The best way to avoid dying in police custody is to not attract the attention of the police by violating the law.

Sorry I did not make my earlier point well. Is Mosby arrogant or stupid enough to imply in latest motion that calming the city was part of making the charges so quickly or are her underlings(Schatzow) deliberately sabotaging or undermining her.I’m not a lawyer but I recognize office politics when there is an oppressive boss . Or is he just a puppet. All his motions seem to contain unveiled contempt and sarcasm .
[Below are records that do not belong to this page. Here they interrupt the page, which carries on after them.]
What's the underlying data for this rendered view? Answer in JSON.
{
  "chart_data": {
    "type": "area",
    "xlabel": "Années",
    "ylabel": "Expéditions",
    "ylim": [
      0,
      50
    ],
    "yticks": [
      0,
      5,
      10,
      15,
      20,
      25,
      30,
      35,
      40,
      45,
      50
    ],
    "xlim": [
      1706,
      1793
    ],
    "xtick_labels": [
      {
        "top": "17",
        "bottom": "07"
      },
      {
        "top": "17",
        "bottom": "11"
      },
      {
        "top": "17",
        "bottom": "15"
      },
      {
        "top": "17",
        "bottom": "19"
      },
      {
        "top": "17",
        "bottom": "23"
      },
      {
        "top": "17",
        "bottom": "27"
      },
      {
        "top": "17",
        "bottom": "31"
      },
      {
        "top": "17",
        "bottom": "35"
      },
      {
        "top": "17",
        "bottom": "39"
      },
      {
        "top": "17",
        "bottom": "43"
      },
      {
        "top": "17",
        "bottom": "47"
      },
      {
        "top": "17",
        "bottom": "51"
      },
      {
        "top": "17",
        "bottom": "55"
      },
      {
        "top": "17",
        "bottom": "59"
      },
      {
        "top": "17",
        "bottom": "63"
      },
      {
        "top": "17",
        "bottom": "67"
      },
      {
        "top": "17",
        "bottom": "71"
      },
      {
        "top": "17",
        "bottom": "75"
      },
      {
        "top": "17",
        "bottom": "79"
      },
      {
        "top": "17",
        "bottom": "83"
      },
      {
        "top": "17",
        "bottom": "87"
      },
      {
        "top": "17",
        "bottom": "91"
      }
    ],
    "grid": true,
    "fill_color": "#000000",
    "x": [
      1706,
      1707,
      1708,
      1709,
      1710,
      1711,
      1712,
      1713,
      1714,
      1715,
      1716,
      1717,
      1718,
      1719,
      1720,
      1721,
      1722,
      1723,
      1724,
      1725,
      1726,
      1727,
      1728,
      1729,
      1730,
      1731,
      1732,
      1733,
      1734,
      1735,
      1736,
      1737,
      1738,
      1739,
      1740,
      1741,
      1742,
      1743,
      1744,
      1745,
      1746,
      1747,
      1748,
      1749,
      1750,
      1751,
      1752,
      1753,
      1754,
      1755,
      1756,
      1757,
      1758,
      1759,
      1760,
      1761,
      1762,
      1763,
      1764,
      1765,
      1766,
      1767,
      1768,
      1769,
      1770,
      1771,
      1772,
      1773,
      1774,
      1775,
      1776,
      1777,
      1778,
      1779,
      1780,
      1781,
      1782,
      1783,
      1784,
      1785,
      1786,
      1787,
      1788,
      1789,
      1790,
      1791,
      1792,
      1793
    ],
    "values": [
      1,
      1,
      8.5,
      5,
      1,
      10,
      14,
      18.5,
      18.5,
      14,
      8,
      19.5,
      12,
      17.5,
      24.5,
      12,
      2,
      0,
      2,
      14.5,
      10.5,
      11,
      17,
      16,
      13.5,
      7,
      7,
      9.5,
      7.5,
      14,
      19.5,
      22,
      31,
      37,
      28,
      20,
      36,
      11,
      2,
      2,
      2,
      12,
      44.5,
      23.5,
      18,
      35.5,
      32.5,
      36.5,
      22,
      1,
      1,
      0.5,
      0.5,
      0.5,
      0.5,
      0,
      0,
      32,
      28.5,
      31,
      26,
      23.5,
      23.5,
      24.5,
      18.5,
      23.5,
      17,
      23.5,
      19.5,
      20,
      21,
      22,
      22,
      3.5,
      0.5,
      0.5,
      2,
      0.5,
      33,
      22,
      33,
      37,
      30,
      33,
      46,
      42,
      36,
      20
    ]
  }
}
Did I just read what I thought I read .Mosby’s office just filed another protective order wrong. Say it ain’t so Joe .Nifong combined with Marcia Clark competence,She’s spending more time playing Marilyn Mosby than in doing her work.


Can someone please cover how (if at all) Contributory Negligence might impact this case? Is it even possible to argue this in a criminal case, or is it typically only something seen in wrongful death suits?

If it is allowed, doesn’t Maryland pretty much have an “all or nothing” type of approach concerning it? Wouldn’t Mr. Gray standing after being told to stay in the prone position essentially destroy any kind of negligence arguments (outside of the timely medical assistance argument)?

Comments on why Prosecution wants to sever Rice and Porters case from the others .Doesn’t make much sense unless someone is possibly incriminating one of the others.Any thoughts,or would it be that taking out the middle links might help prevent a domino effect when the charges against Nero and Miller fall

I have spoken with some Maryland police officers about the seatbelt issue.

If they have a violent non-compliant perp (Freddy) they are not so inclined to lean-in near the perp to belt him in. Doing so exposes them to bite hazards around the face and neck area.

How many people want to risk being bitten by a violent 20-times arrested drug dealer / addict that might be carrying a communicable or untreatable disease? Show of hands? Anyone?